Aos 76 anos, Nanini segue ativo nos palcos, com uma nova temporada paulistana do espetáculo Traidor, com texto e direção de Gerald Thomas, no qual interpreta um homem isolado numa ilha deserta, acusado de um crime que não cometeu (leia na coluna Teatro). Enquanto fala à Vejinha, de sua casa no Rio de Janeiro, ele não se encontra sozinho. “Minha memória está aqui do lado”, diz, divertindo-se, sobre o companheiro, amigo e produtor Fernando Libonati.

Recifense, o ator mudou-se para o Rio de Janeiro aos 10 anos, mas guarda um carinho especial por São Paulo, onde morou em alguns períodos de sua vida. “É uma cidade muito rica em cultura.” Leia a seguir os principais trechos da entrevista.

Como definiria seu personagem em Traidor?

Ele é bastante confuso… Eu particularmente o caracterizo como esquizofrênico, porque ele muda de assunto toda hora, mistura as coisas.

O personagem também carrega o seu nome. Você se identifica com ele de alguma forma?

O Gerald (Thomas) deu o nome dele de Nanini, assim como na peça anterior, Um Circo de Rins e Fígados. Não sei por que ele faz isso… Mas não tem nada a ver comigo. É um Nanini mais doido do que eu sou. Mas acho que todos nós temos um pouco de loucura, também temos pensamentos que vão e voltam, e alimentamos fantasias.
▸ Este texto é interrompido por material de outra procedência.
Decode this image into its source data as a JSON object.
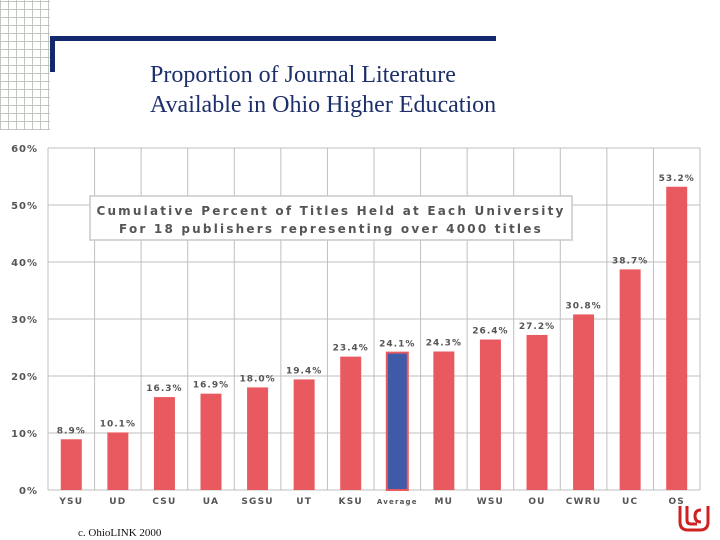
{
  "slide": {
    "title_line1": "Proportion of Journal Literature",
    "title_line2": "Available in Ohio Higher Education",
    "footer": "c. OhioLINK 2000",
    "logo_icon": "ohiolink-logo-icon"
  },
  "chart_data": {
    "type": "bar",
    "title": "",
    "annotation_line1": "Cumulative Percent of Titles Held at Each University",
    "annotation_line2": "For 18 publishers representing over 4000 titles",
    "categories": [
      "YSU",
      "UD",
      "CSU",
      "UA",
      "SGSU",
      "UT",
      "KSU",
      "Average",
      "MU",
      "WSU",
      "OU",
      "CWRU",
      "UC",
      "OS"
    ],
    "values": [
      8.9,
      10.1,
      16.3,
      16.9,
      18.0,
      19.4,
      23.4,
      24.1,
      24.3,
      26.4,
      27.2,
      30.8,
      38.7,
      53.2
    ],
    "value_labels": [
      "8.9%",
      "10.1%",
      "16.3%",
      "16.9%",
      "18.0%",
      "19.4%",
      "23.4%",
      "24.1%",
      "24.3%",
      "26.4%",
      "27.2%",
      "30.8%",
      "38.7%",
      "53.2%"
    ],
    "y_ticks": [
      0,
      10,
      20,
      30,
      40,
      50,
      60
    ],
    "y_tick_labels": [
      "0%",
      "10%",
      "20%",
      "30%",
      "40%",
      "50%",
      "60%"
    ],
    "ylim": [
      0,
      60
    ],
    "xlabel": "",
    "ylabel": "",
    "grid": true,
    "highlight_category": "Average",
    "colors": {
      "bar": "#e85a5f",
      "highlight": "#3f5aa6",
      "grid": "#bfbfbf",
      "text": "#555555"
    }
  }
}
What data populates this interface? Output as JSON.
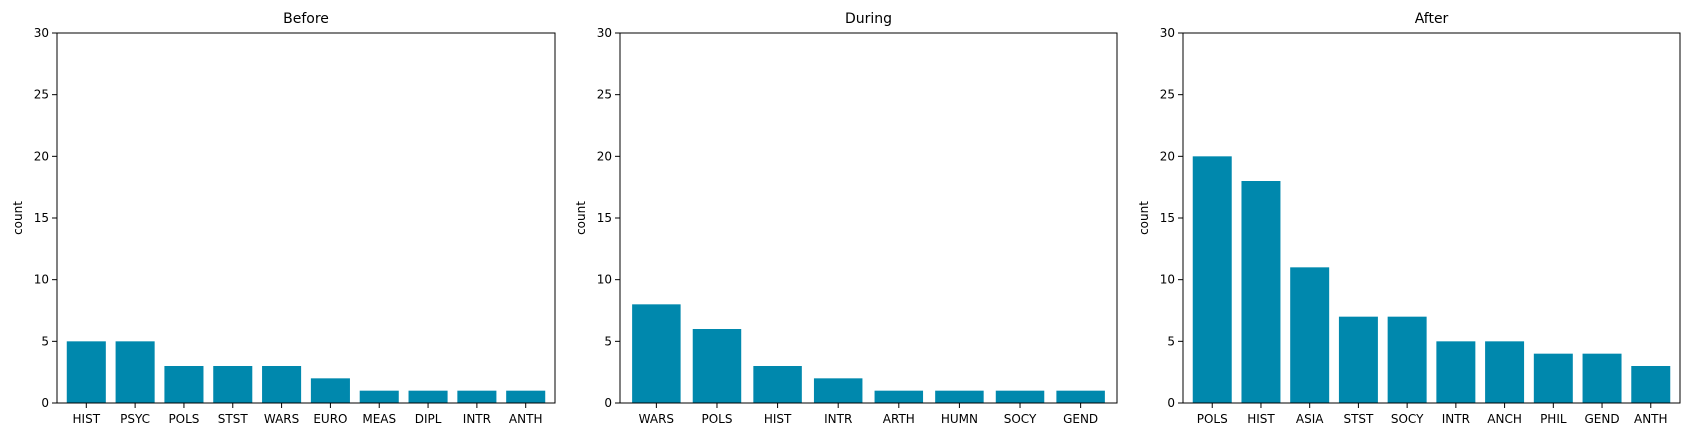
{
  "colors": {
    "bar": "#0088ad",
    "axis": "#000000",
    "background": "#ffffff"
  },
  "chart_data": [
    {
      "type": "bar",
      "title": "Before",
      "xlabel": "",
      "ylabel": "count",
      "ylim": [
        0,
        30
      ],
      "yticks": [
        0,
        5,
        10,
        15,
        20,
        25,
        30
      ],
      "grid": false,
      "categories": [
        "HIST",
        "PSYC",
        "POLS",
        "STST",
        "WARS",
        "EURO",
        "MEAS",
        "DIPL",
        "INTR",
        "ANTH"
      ],
      "values": [
        5,
        5,
        3,
        3,
        3,
        2,
        1,
        1,
        1,
        1
      ]
    },
    {
      "type": "bar",
      "title": "During",
      "xlabel": "",
      "ylabel": "count",
      "ylim": [
        0,
        30
      ],
      "yticks": [
        0,
        5,
        10,
        15,
        20,
        25,
        30
      ],
      "grid": false,
      "categories": [
        "WARS",
        "POLS",
        "HIST",
        "INTR",
        "ARTH",
        "HUMN",
        "SOCY",
        "GEND"
      ],
      "values": [
        8,
        6,
        3,
        2,
        1,
        1,
        1,
        1
      ]
    },
    {
      "type": "bar",
      "title": "After",
      "xlabel": "",
      "ylabel": "count",
      "ylim": [
        0,
        30
      ],
      "yticks": [
        0,
        5,
        10,
        15,
        20,
        25,
        30
      ],
      "grid": false,
      "categories": [
        "POLS",
        "HIST",
        "ASIA",
        "STST",
        "SOCY",
        "INTR",
        "ANCH",
        "PHIL",
        "GEND",
        "ANTH"
      ],
      "values": [
        20,
        18,
        11,
        7,
        7,
        5,
        5,
        4,
        4,
        3
      ]
    }
  ]
}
Se a gente não fosse assim, seria muito difícil viver.

O espetáculo tematiza as redes sociais e o cancelamento. Como você lida com as plataformas on-line?
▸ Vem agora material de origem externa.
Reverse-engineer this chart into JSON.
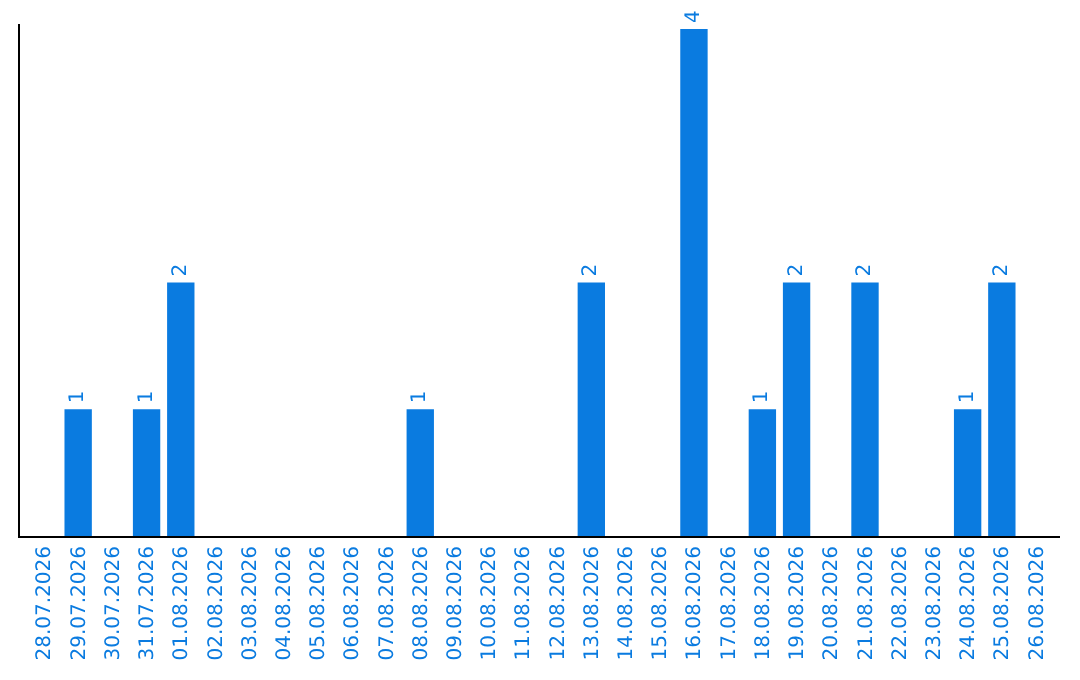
{
  "chart_data": {
    "type": "bar",
    "categories": [
      "28.07.2026",
      "29.07.2026",
      "30.07.2026",
      "31.07.2026",
      "01.08.2026",
      "02.08.2026",
      "03.08.2026",
      "04.08.2026",
      "05.08.2026",
      "06.08.2026",
      "07.08.2026",
      "08.08.2026",
      "09.08.2026",
      "10.08.2026",
      "11.08.2026",
      "12.08.2026",
      "13.08.2026",
      "14.08.2026",
      "15.08.2026",
      "16.08.2026",
      "17.08.2026",
      "18.08.2026",
      "19.08.2026",
      "20.08.2026",
      "21.08.2026",
      "22.08.2026",
      "23.08.2026",
      "24.08.2026",
      "25.08.2026",
      "26.08.2026"
    ],
    "values": [
      0,
      1,
      0,
      1,
      2,
      0,
      0,
      0,
      0,
      0,
      0,
      1,
      0,
      0,
      0,
      0,
      2,
      0,
      0,
      4,
      0,
      1,
      2,
      0,
      2,
      0,
      0,
      1,
      2,
      0
    ],
    "value_labels": [
      null,
      "1",
      null,
      "1",
      "2",
      null,
      null,
      null,
      null,
      null,
      null,
      "1",
      null,
      null,
      null,
      null,
      "2",
      null,
      null,
      "4",
      null,
      "1",
      "2",
      null,
      "2",
      null,
      null,
      "1",
      "2",
      null
    ],
    "color": "#0a7be0"
  }
}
Não tenho a menor habilidade com rede social. Eu tenho um site (“Um Instagram”, corrige Libonati), que minha equipe administra. Tem outro site (Instagram), de uma fã que virou amiga, que se chama “Os Naninis”. Ela pesca várias cenas minhas e coloca lá. Estou bem satisfeito com minha participação na rede, porque tenho site (Instagram) e não preciso ficar administrando.
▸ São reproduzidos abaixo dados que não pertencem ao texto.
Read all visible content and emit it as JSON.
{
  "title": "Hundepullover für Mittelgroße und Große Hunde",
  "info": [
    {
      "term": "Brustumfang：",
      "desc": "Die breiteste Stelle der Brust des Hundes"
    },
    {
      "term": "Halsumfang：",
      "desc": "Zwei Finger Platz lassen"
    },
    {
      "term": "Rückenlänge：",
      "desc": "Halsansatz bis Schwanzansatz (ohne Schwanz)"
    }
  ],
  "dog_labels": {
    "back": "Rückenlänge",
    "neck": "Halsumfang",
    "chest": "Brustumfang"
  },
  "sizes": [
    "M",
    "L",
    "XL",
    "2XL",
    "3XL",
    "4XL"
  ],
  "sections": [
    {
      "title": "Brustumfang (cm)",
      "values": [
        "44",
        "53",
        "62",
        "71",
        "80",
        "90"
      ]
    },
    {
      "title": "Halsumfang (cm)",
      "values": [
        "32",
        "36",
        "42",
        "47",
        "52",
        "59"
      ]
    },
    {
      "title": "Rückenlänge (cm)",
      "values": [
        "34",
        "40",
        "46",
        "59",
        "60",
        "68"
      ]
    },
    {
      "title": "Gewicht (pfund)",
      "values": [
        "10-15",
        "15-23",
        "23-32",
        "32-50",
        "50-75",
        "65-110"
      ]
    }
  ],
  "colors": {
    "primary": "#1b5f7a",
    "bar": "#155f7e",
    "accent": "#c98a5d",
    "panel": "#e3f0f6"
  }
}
Qual é o lugar do humor na cultura e no entretenimento brasileiros?

É imprescindível para qualquer época e para qualquer pessoa. Você precisa de humor para poder lidar com a vida, que é muito sobressaltada, muito cheia de dramas. Então, vejo como um tempero que a natureza nos deu para podermos saborear melhor a vida. E para quem faz é um experimento extraordinário. Você é impregnado por essa energia. Eu, por exemplo, adoro ouvir o som do riso do público. É caloroso, é espontâneo. E o público não mente.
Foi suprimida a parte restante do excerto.